Any stir-fry or saucy dish.
You can also grate frozen ginger into whatever you have sizzling or simmering in your pot. Stir-fries, curries, fruit compotes; ginger pairs well with other bright flavours and adds incomparable zest.
Ginger adds extra comfort to soups. You can add it to clear and brothy soups for an extra punch of warmth. You can also add it to thick, pureed vegetable soups—try it in pumpkin or other squash soups with coconut milk, lime, and some cayenne for extra heat.

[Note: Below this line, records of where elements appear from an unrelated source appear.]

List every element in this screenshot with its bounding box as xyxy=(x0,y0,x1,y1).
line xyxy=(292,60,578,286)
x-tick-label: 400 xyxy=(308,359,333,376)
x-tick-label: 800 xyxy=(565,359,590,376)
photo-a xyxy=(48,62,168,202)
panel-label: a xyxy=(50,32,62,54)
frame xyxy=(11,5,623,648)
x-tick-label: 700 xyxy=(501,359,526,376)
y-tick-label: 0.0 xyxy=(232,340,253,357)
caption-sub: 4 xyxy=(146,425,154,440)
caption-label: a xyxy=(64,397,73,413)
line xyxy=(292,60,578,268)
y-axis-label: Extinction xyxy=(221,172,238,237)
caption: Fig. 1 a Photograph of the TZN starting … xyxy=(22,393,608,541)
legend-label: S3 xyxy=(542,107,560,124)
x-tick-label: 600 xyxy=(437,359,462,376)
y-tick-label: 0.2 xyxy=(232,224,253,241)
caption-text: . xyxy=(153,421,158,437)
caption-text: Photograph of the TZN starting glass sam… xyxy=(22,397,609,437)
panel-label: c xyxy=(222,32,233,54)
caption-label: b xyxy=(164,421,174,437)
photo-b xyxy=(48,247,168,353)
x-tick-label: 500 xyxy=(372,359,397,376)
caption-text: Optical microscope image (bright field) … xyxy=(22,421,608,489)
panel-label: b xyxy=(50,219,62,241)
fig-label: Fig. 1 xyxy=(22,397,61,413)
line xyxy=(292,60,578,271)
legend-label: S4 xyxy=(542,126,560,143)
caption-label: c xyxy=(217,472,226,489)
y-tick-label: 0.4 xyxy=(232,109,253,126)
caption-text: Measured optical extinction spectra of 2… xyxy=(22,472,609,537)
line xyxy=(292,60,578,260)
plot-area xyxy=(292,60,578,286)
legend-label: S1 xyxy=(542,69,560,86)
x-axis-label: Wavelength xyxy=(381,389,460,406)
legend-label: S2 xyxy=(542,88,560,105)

Pickled ginger isn’t just for sushi, although it’s great with that, too. You can buy pickled ginger or try making it yourself. When buying it, look out for too many additives—the pink versions especially. Use pickled ginger as a side dish with pretty much anything. Try adding it to a sandwich, inside of a fresh roll, or on top of a rice dish.
Ginger is great to have on hand in different forms. Its zesty, flavourful heat is one-of-a-kind, and it’s healthy to boot. Once you start adding it to various dishes, you’ll wonder what you ever did without it.